— Мало ли что ты воображаешь! Но слушай, в Берлине ты должен все сделать, чтобы я как можно скорее выехала к тебе. Обещай мне…
Вальтер кивнул и улыбнулся.
— Ах, Германия! — сказала она. — Я никогда не была там, но мне кажется, что родина твоя чудесна. Города со старинными домами, украшенными деревянными балконами, романтические улочки… Как у нас в Стокгольме в Старом городе, но, наверное, еще красивее. В горах, на берегах рек — старинные крепости и замки, полуразрушенные, запущенные… Сады, леса… Германия, как мне рисуется, — прекрасная страна.
— Ну-ну, не такая уж она прекрасная, — умерил Вальтер мечтательную восторженность Айны. — Нынче Германия — грустная сказка. «То было давным-давно…» Жизнь теперь там, конечно, очень трудная и суровая. Работы предстоит много. Нужды и лишений тоже очень много… Города…
Она не дала ему договорить.
— Разумеется, теперь там нелегко. Но ведь самое важное — война-то кончена и фашизм разгромлен. Я убеждена, что через самое короткое время Германия снова расцветет.
Они шли по Красной площади. Мягкая летняя московская ночь напоминала Вальтеру ту пору, когда он, едва оправившись после операции, вдыхал воздух этого города как самое целебное лекарство… Вальтер и Айна долго смотрели на Мавзолей, где покоится Ленин.
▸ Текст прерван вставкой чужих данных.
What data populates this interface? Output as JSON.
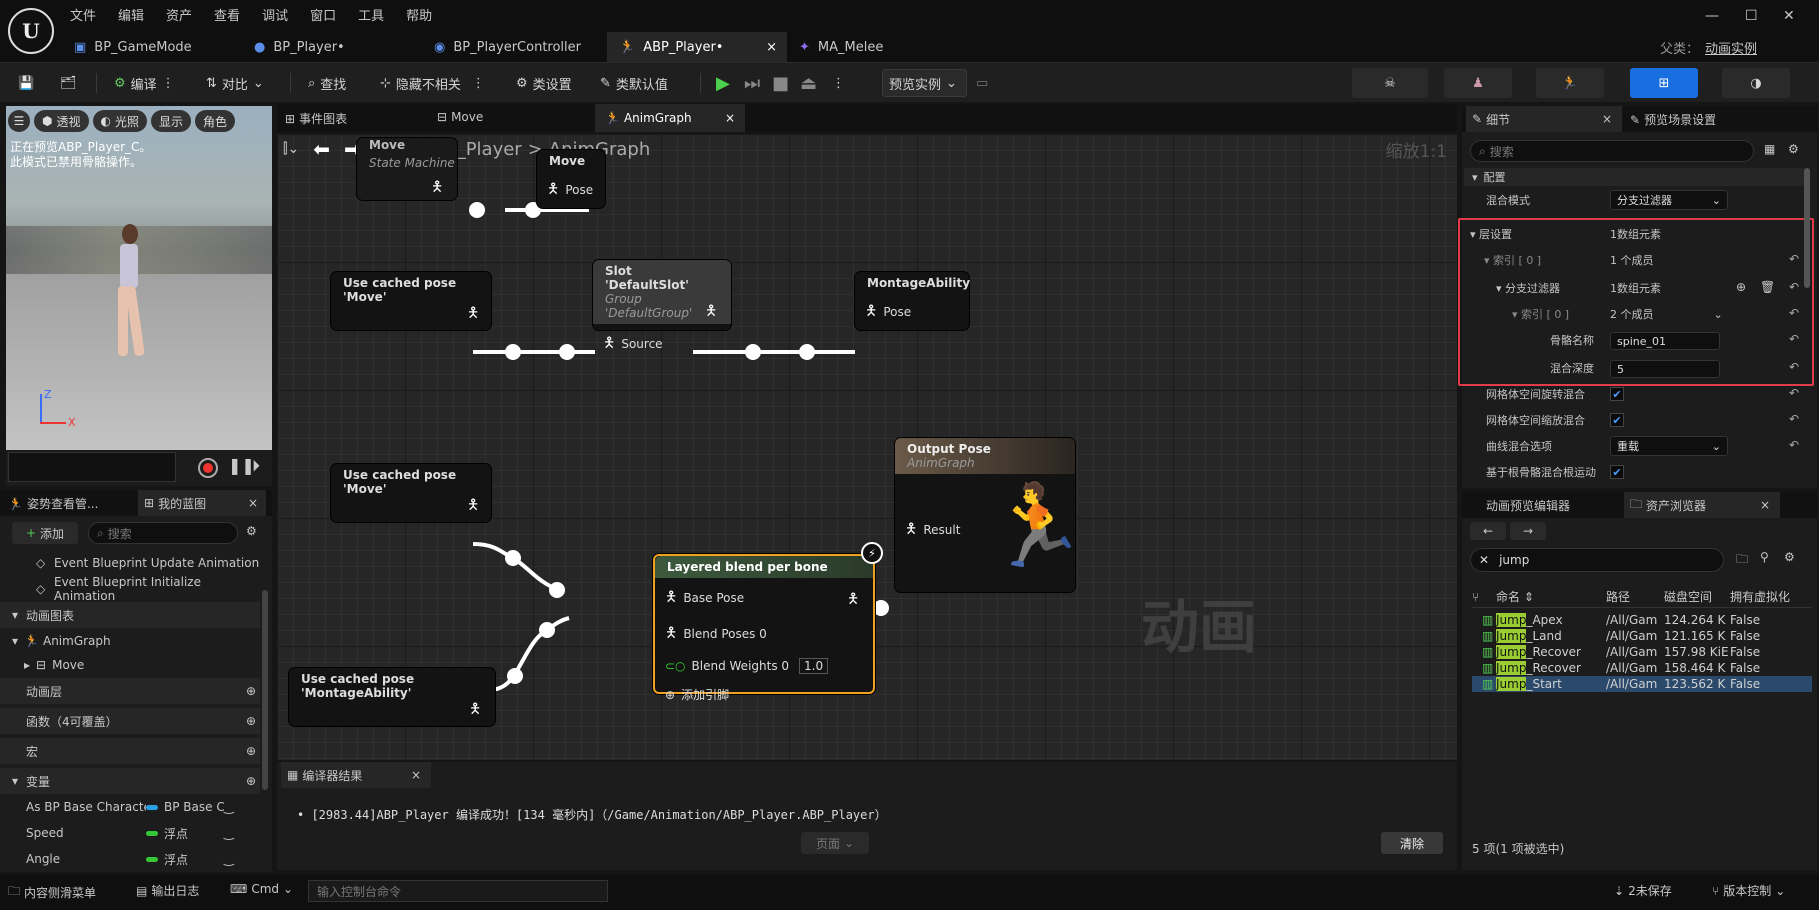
{
  "menu": [
    "文件",
    "编辑",
    "资产",
    "查看",
    "调试",
    "窗口",
    "工具",
    "帮助"
  ],
  "tabs": [
    {
      "label": "BP_GameMode"
    },
    {
      "label": "BP_Player•"
    },
    {
      "label": "BP_PlayerController"
    },
    {
      "label": "ABP_Player•",
      "close": "×"
    },
    {
      "label": "MA_Melee"
    }
  ],
  "parent": {
    "label": "父类：",
    "value": "动画实例"
  },
  "window": {
    "minimize": "—",
    "maximize": "☐",
    "close": "✕"
  },
  "toolbar": {
    "compile": "编译",
    "diff": "对比",
    "find": "查找",
    "hide": "隐藏不相关",
    "class_settings": "类设置",
    "class_defaults": "类默认值",
    "preview": "预览实例"
  },
  "viewport": {
    "perspective": "透视",
    "lit": "光照",
    "show": "显示",
    "character": "角色",
    "notice1": "正在预览ABP_Player_C。",
    "notice2": "此模式已禁用骨骼操作。",
    "axis_z": "Z",
    "axis_x": "X"
  },
  "graph_tabs": {
    "event": "事件图表",
    "move": "Move",
    "anim": "AnimGraph"
  },
  "breadcrumb": {
    "root": "ABP_Player",
    "sep": ">",
    "current": "AnimGraph",
    "zoom": "缩放1:1"
  },
  "nodes": {
    "sm": {
      "title": "Move",
      "sub": "State Machine"
    },
    "move": {
      "title": "Move",
      "pin": "Pose"
    },
    "cached1": {
      "title": "Use cached pose 'Move'"
    },
    "slot": {
      "title": "Slot 'DefaultSlot'",
      "sub": "Group 'DefaultGroup'",
      "pin": "Source"
    },
    "montage": {
      "title": "MontageAbility",
      "pin": "Pose"
    },
    "cached2": {
      "title": "Use cached pose 'Move'"
    },
    "cached3": {
      "title": "Use cached pose 'MontageAbility'"
    },
    "layered": {
      "title": "Layered blend per bone",
      "base": "Base Pose",
      "poses": "Blend Poses 0",
      "weights": "Blend Weights 0",
      "weight_value": "1.0",
      "add": "添加引脚"
    },
    "output": {
      "title": "Output Pose",
      "sub": "AnimGraph",
      "pin": "Result"
    }
  },
  "watermark": "动画",
  "compiler": {
    "tab": "编译器结果",
    "message": "[2983.44]ABP_Player 编译成功！[134 毫秒内]（/Game/Animation/ABP_Player.ABP_Player）",
    "page": "页面",
    "clear": "清除"
  },
  "details": {
    "tab1": "细节",
    "tab2": "预览场景设置",
    "search": "搜索",
    "section": "配置",
    "blend_mode": {
      "label": "混合模式",
      "value": "分支过滤器"
    },
    "layer_setup": {
      "label": "层设置",
      "value": "1数组元素"
    },
    "index0": {
      "label": "索引 [ 0 ]",
      "value": "1 个成员"
    },
    "branch_filters": {
      "label": "分支过滤器",
      "value": "1数组元素"
    },
    "index0b": {
      "label": "索引 [ 0 ]",
      "value": "2 个成员"
    },
    "bone_name": {
      "label": "骨骼名称",
      "value": "spine_01"
    },
    "blend_depth": {
      "label": "混合深度",
      "value": "5"
    },
    "mesh_rot": {
      "label": "网格体空间旋转混合"
    },
    "mesh_scale": {
      "label": "网格体空间缩放混合"
    },
    "curve": {
      "label": "曲线混合选项",
      "value": "重载"
    },
    "root": {
      "label": "基于根骨骼混合根运动"
    }
  },
  "asset_browser": {
    "tab1": "动画预览编辑器",
    "tab2": "资产浏览器",
    "search": "jump",
    "cols": [
      "命名",
      "路径",
      "磁盘空间",
      "拥有虚拟化"
    ],
    "rows": [
      {
        "pre": "Jump",
        "post": "_Apex",
        "path": "/All/Gam",
        "size": "124.264 K",
        "virt": "False"
      },
      {
        "pre": "Jump",
        "post": "_Land",
        "path": "/All/Gam",
        "size": "121.165 K",
        "virt": "False"
      },
      {
        "pre": "Jump",
        "post": "_Recover",
        "path": "/All/Gam",
        "size": "157.98 KiE",
        "virt": "False"
      },
      {
        "pre": "Jump",
        "post": "_Recover",
        "path": "/All/Gam",
        "size": "158.464 K",
        "virt": "False"
      },
      {
        "pre": "Jump",
        "post": "_Start",
        "path": "/All/Gam",
        "size": "123.562 K",
        "virt": "False"
      }
    ],
    "footer": "5 项(1 项被选中)"
  },
  "left": {
    "tab1": "姿势查看管...",
    "tab2": "我的蓝图",
    "add": "添加",
    "search": "搜索",
    "event1": "Event Blueprint Update Animation",
    "event2": "Event Blueprint Initialize Animation",
    "anim_graphs": "动画图表",
    "animgraph": "AnimGraph",
    "move": "Move",
    "anim_layers": "动画层",
    "functions": "函数（4可覆盖）",
    "macros": "宏",
    "variables": "变量",
    "vars": [
      {
        "name": "As BP Base Characte",
        "type": "BP Base C",
        "color": "#2aa0e8"
      },
      {
        "name": "Speed",
        "type": "浮点",
        "color": "#34c834"
      },
      {
        "name": "Angle",
        "type": "浮点",
        "color": "#34c834"
      }
    ]
  },
  "status": {
    "drawer": "内容侧滑菜单",
    "log": "输出日志",
    "cmd": "Cmd",
    "console": "输入控制台命令",
    "unsaved": "2未保存",
    "source": "版本控制"
  }
}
За кремлевской стеной, на куполе правительственного здания, развевалось красное знамя, освещенное лучами прожекторов.
С красным знаменем в руках почти три десятилетия назад русские рабочие, руководимые Лениным, взяли власть.
Высоко держа красное знамя, они построили социализм.
Высоко держа красное знамя, они победили германский, победили европейский фашизм.
Высоко держа красное знамя, трудящиеся всего мира борются за свои права и свободу. «А мне, — думал Вальтер, — мне оно открыло возможность вернуться на родину».
Они шли по набережной Москвы-реки. Оба долго молчали. Наконец Вальтер сказал:
— Ты непременно приедешь ко мне, Айна, и очень скоро. Без тебя мне и на родине будет грустно.
Герберт, встретившись с Виктором в Берлине после капитуляции фашистов, прежде всего спросил:
— Неужели и Гамбург так разрушен?
— Боюсь, что еще больше.
— Еще больше? Нет, это, кажется, невозможно.
Герберт видел разрушенные города в Советском Союзе, но здесь, на родине, развалины как-то особенно потрясли его. Растерянно смотрел он на каменные остовы сгоревших домов, на пустые фасады, на разрушенные церкви, театры, музеи. Ему казалось, что ничего, то есть решительно ничего, не осталось от огромного города.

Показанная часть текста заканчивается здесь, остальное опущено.